The 2021 federal budget that President Donald Trump has proposed includes a measure that would improve the solvency of the Pension Benefit Guaranty Corporation (PBGC) by increasing the insurance premiums paid by underfunded multiemployer pension plans by $26 billion over 10 years.
The Department of Labor (DOL) says PBGC premiums are currently far lower than what private financial institutions would charge for insuring the same risk. If the premiums were increased, DOL says, PBGC would be able to fund the multiemployer program for the next 20 years.
DOL notes that the multiemployer program covers 10 million participants and is in dire financial condition. Its deficit in 2019 was $65.2 billion, with only $2.9 billion in assets and $68 billion in liabilities. If nothing is done to repair the program, it will become insolvent by the end of 2025, DOL says.

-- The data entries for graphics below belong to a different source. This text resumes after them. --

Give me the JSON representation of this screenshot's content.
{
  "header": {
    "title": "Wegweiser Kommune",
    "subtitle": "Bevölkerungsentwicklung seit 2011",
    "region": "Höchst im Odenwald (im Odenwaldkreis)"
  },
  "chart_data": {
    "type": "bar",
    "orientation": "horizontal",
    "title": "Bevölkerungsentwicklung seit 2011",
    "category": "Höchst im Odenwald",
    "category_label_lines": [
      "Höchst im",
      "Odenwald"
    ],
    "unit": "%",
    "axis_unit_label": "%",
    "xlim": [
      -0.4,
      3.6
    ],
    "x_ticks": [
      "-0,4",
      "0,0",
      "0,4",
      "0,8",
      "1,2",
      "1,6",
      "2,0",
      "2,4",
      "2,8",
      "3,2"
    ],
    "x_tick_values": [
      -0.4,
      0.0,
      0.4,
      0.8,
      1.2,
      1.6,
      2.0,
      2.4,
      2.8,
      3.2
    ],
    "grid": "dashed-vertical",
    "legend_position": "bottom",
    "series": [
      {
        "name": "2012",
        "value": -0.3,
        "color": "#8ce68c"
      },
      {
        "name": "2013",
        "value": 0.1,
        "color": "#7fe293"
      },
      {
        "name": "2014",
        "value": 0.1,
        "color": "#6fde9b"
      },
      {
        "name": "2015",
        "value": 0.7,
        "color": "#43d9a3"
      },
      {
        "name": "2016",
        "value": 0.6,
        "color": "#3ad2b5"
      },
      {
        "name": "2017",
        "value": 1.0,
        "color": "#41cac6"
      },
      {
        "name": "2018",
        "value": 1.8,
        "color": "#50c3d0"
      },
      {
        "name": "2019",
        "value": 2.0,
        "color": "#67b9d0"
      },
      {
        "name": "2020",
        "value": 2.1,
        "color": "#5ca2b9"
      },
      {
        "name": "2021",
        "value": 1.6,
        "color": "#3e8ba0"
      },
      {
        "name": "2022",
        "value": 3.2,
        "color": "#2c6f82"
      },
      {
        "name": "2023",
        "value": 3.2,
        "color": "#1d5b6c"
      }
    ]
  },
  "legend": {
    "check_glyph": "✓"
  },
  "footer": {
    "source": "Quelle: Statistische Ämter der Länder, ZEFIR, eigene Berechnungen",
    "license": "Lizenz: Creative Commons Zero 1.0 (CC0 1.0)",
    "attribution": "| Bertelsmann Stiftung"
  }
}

Currently, multiemployer plans are paying a flat rate of $30 per participant. The budget proposes creating a variable rate premium (VRP), as exists in the single-employer program, and an exit premium
The multiemployer VRP would require plans to pay an additional premium based on their level of underfunding, up to a cap that would be indexed to national average wages. An exit premium, equal to 10 times the VRP cap, would be assessed on employers that withdraw from a plan to compensate the insurance program for the additional risk imposed on it when employers leave the system and cease making plan contributions.